While the coaches of the national team and of Edinburgh, the country's best-resourced professional side, squirmed with embarrassment after their latest defeats, so SRU administrators were last week spending thousands of pounds fighting among themselves over the right to ban an employee for half a season.
The latest ridiculous example of the implications of state control, SRU-style emerged on Friday, just before Edinburgh became the first home team to fail to score in a Celtic League match this season and before Scotland were humiliated by the second-string Springboks.
Officials from Glasgow, an SRU-owned team, had on Wednesday brought an advocate to the SRU disciplinary panel looking into SRU employee Euan Murray's sending-off the previous Friday.
He duly explained that the hearing was invalid as Celtic League rules state that cases should be heard within 48 hours of any offence taking place.
After two days of legal exchanges, the player, by then in Dublin and hoping to face Leinster that night, was finally told the panel believed they could still ban him for 12 weeks. Apparently because Celtic League rules are drafted under English law, specialists had to be consulted to find a way of letting the panel impose its will.

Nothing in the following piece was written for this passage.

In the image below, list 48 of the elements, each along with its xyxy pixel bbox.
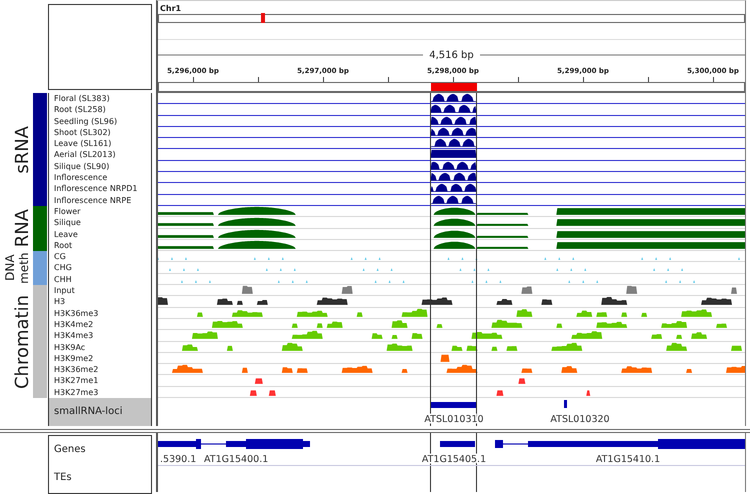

If the lawyers involved have all taken merely their usual fees, then enough money was spent in a few days to fund season-long contracts for at least two apprentice professional players. This at a time when it is claimed that the reason for the professional teams being so under-manned is down to the SRU's lack of money.
Murray might have been in contention to play in the RBS 6 Nations but for the ban. This, of course, is considered irrelevant, as the standard sanctimonious twaddle in the press release confirming his suspension pointed out. "Scottish rugby is determined that foul play will not be tolerated irrespective of the player's status within the game," we were told.
Similar attitudes led to John Jeffrey being banned for six months by the SRU for the incident which resulted in the Calcutta Cup being damaged back in the eighties, when Dean Richards, the Englishman involved, was suspended for a matter of weeks by his union.
Likewise, the Springboks got the propaganda victory they were after at the start of their 1998 tour when a youthful Jason White was banned by the SRU for four months for allegedly stamping on a South African.
Murray, admittedly, had a previous conviction for foul play before being red-carded for stamping against Llanelli 11 days ago but, because his previous sending-off was almost five years ago, it was not taken into account.
Anyway, in terms of overall justice, should his treatment not be considered alongside the leniency repeatedly shown to Martin Johnson, one of the game's greatest players, when he kneed backs, stood on throats and burst faces open with hay-makers, to mention but three of many unsavoury incidents?
Perhaps this latest high-profile case will finally persuade the rest of the world to take cognisance of the heady disciplinary standards being set here, but Scottish rugby's stock is such, given the way the game is being run, that seems unlikely.
The ludicrous decision to let Ian McGeechan, the director of rugby, head off on a jaunt with the British and Irish Lions just as new plans to address the disarray Scottish rugby is in at all levels are to be implemented, shows just how out of touch some Murrayfield administrators are.
Such is that reputation that an alternative theory is doing the rounds, to the effect that the scale of Murray's punishment merely reflected the disciplinarians' determination to extract revenge for Glasgow's impertinence in catching them with their pants down where tournament rules were concerned.
Surely guardians of the law, even mere rugby law, could not be that small-minded.
If Murray appeals, they will doubtless be able to show they have over-reacted, since the video evidence is apparently inconclusive and the case seems entirely dependent on the view of an inexperienced referee who put in a dreadful performance that night.
In the bigger picture, meantime, Scottish rugby's credibility hangs in the balance, which makes the general meeting, at which the plans for the future are supposed to be unveiled on December 12, more vital than ever.
If there is any consolation for those leading that process, it is that things can only get better. Governance issues must be addressed, and self-indulgent committee men told once and for all that their role is merely to communicate between clubs and SRU executives; the professional game must be improved with external investment introduced; and the club league structure must be stabilised, generating its own income with the subsidy culture killed off.
In short, as Murrayfield burns, it is time that the little empire-builders stopped fiddling about.